3 Common Mistakes You're Making While Doing a Pull-Up — Straight From a Gym Pro
If there's one workout move that sends me into a nervous frenzy, it's a pull-up. My fear of the upper-body movement might go back to high school days of physical fitness tests or walking into a dorm room in college and spotting a pull-up bar in a door frame. Whatever the reason may be, I've always felt like every pull-up I attempted was riddled with errors.
To help me — and I suspect most others with my fear — remedy these mistakes and master a pull-up, I spoke to a total gym pro, certified personal trainer and district fitness manager at Crunch Fitness Mauro S. Maietta for the three most common mistakes he spots at the gym. After getting his quick fixes, I'm lacing up my trainers like the UA HOVR™ Rise 2 Training Shoes ($100), installing my own pull-up bar in my door frame (take that college, dorm room!), and facing my fears.

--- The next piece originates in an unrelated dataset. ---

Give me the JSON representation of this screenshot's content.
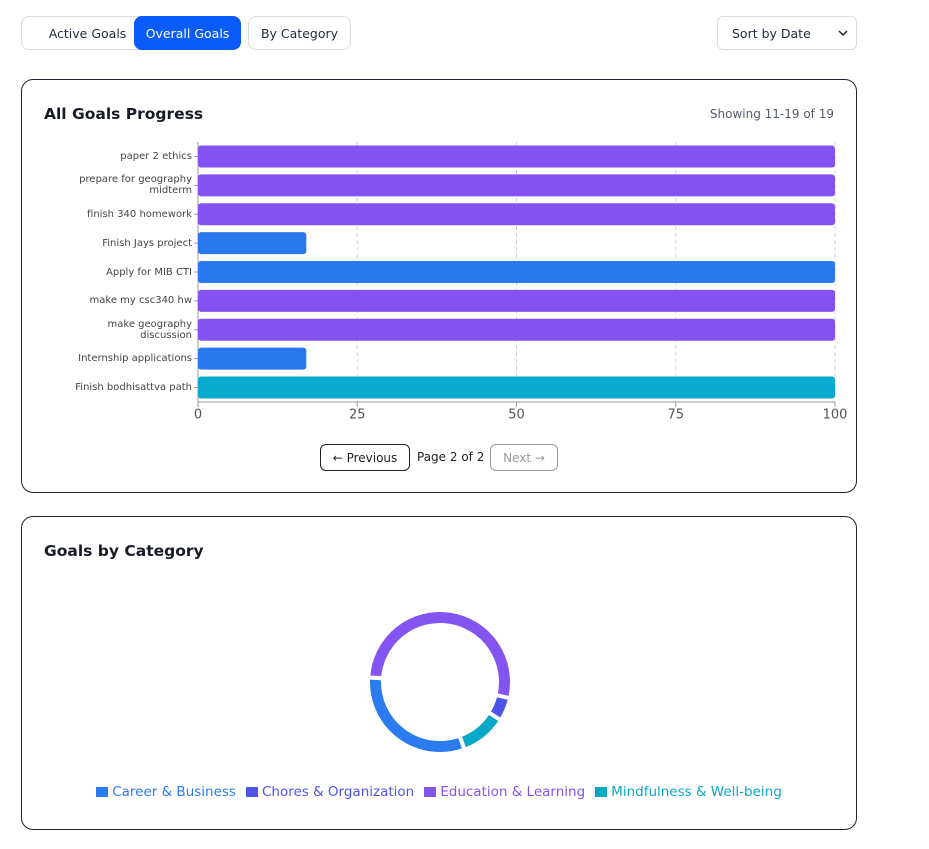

Mistake #1: Half reps or failure to train through full range of motion
Why it's a problem: "Pull-ups engage a host of upper body muscles and your trunk," explained Maietta. "Failure to train through a full rep range or dead hang position limits the effectiveness of the exercise. Plus, half reps put added incorrect stress on the biceps and often lead to neck strain and overuse."
Quick fix: Break your sets into smaller groups, suggested Maietta. Instead of eight or more reps without full range of motion, train one to two reps at a time with 10-15 seconds of rest. "Turn one set of eight half reps into four sets of two full reps," he said.
Mistake #2: Holding the bar too wide
Why it's a problem: "Gripping the bar too wide often leads to pain and overuse injuries in the shoulders and elbows," he said. What's more, this actually can promote problem one of half reps, as you are unable to fully extend at the shoulder and elbow when gripping the bar too wide.
Quick fix: Maietta said it's best to grip the bar just outside shoulder width and bend your elbows and bring your hands up to chest level. He added that you can find your unique hand position when performing a pull-up.
Mistake #3: Trying pull-ups before you should
Why it's a problem: "Forcing pull-ups into your fitness program before you are ready can lead to a host of injuries including muscle strains in the neck, shoulder, rotator cuff, back, arms, and the list goes on and on," Maietta said. Not only can injuries, well, harm you, but having bad form or trying too advanced of movements too soon can dramatically turn you off to the workout in the future. (This editor may or may not be raising her hand in guilt right now!)
Quick fix: But don't think that just because you can't do a pull-up yet doesn't mean you can't work up to it. "Build up your strength using the lat pull-down machine, and train your pull-ups from the top down to build up your capacity," suggested Maietta. Start at the top of the pull-up range of motion by jumping up to the top of the bar, and slowly lower yourself to the bottom of the range of motion, he added. "This trains the eccentric part of the pull-up and prepares your strength capacity for future pull-downs," he said. "Concurrently, train your lat pull-down through lower rep ranges and heavier weights with greater than 90-second rest periods."